Second, the US, where peak gas demand looms in the mid-2030s. Demand has boomed in the last decade, cheap shale gas squeezing coal out of the power market, winning market share in the industrial sector and sparking a renaissance in petrochemicals. Domestic gas demand growth, though, slows through the 2020s as these sectors become saturated and solar investment ramps up. LNG exports becomes the growth segment.

A Democratic election victory in November’s presidential election could see US gas demand peak much earlier. Joe Biden’s ambitious clean energy plan envisages a carbon-free power sector by 2035. Delivering a nation-wide zero-carbon grid in 15 years seems a tall order – Europe is still trying to do that 20 years on.
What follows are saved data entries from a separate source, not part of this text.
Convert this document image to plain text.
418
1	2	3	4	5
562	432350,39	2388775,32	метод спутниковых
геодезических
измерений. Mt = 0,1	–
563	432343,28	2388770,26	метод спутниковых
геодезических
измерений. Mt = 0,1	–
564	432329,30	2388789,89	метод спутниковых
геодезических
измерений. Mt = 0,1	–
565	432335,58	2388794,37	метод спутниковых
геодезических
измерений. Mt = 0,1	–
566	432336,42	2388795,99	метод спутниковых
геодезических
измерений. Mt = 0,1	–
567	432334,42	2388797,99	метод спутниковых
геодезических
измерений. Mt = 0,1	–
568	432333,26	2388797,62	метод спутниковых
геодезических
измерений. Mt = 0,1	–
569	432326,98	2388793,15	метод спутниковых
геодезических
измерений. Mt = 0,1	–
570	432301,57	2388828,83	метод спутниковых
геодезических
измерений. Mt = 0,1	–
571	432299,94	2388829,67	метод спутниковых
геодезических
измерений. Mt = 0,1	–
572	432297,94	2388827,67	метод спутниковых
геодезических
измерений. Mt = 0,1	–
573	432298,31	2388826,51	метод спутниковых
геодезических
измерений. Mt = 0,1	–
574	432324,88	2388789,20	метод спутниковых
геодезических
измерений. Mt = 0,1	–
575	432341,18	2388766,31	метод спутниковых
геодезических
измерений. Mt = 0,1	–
But it’s a risk the industry can’t discount.

Finally, Asia, where hopes for sustained gas demand growth are firmly pinned. LNG imports of 340 bcm a year meet almost half the region’s gas demand. Asia’s economic growth and higher gas penetration will see LNG imports double by 2040. Coal still dominates the primary energy mix in Asia at around 50%, higher still in China; while gas use at 11% is less than half that in Europe and the US.

Charts show EU’s Green deal poses downside risk to gas demand, while Asian LNG imports to double by 2040

Gas should be the winner with air pollution high on the agenda for most Asian governments and decarbonisation strategies gaining traction. Developed Asian economies, such as South Korea and Taiwan, are already promoting gas over coal. Japan, where the government is considering retiring dozens of ageing coal-fired units, may shift policy in the same direction. China’s gas demand continues to grow through 2040.

The markets of developing Asia hold enormous potential, but gas’s growth is far from assured. Many countries lack infrastructure, and affordability is a challenge where imported gas must compete with domestic coal. India is a case in point. Gas has a market share of just 6%, well short of the government target of 15%, and is struggling to compete with coal and the rapid roll-out of renewables.

If the outlook for Asia is promising, the signs emerging in Europe and the US point to future risks. It may be some decades away, but global gas demand is going to come under increasing pressure from new technologies like hydrogen and CCS before the middle of the century.

Meantime, there’s a great opportunity for gas. The industry needs to use this downturn and low prices to ‘sell’ the merits of the product – that gas is plentiful, clean, reliable and competitive and should be a platform fuel to support sustainable economic growth for decades to come.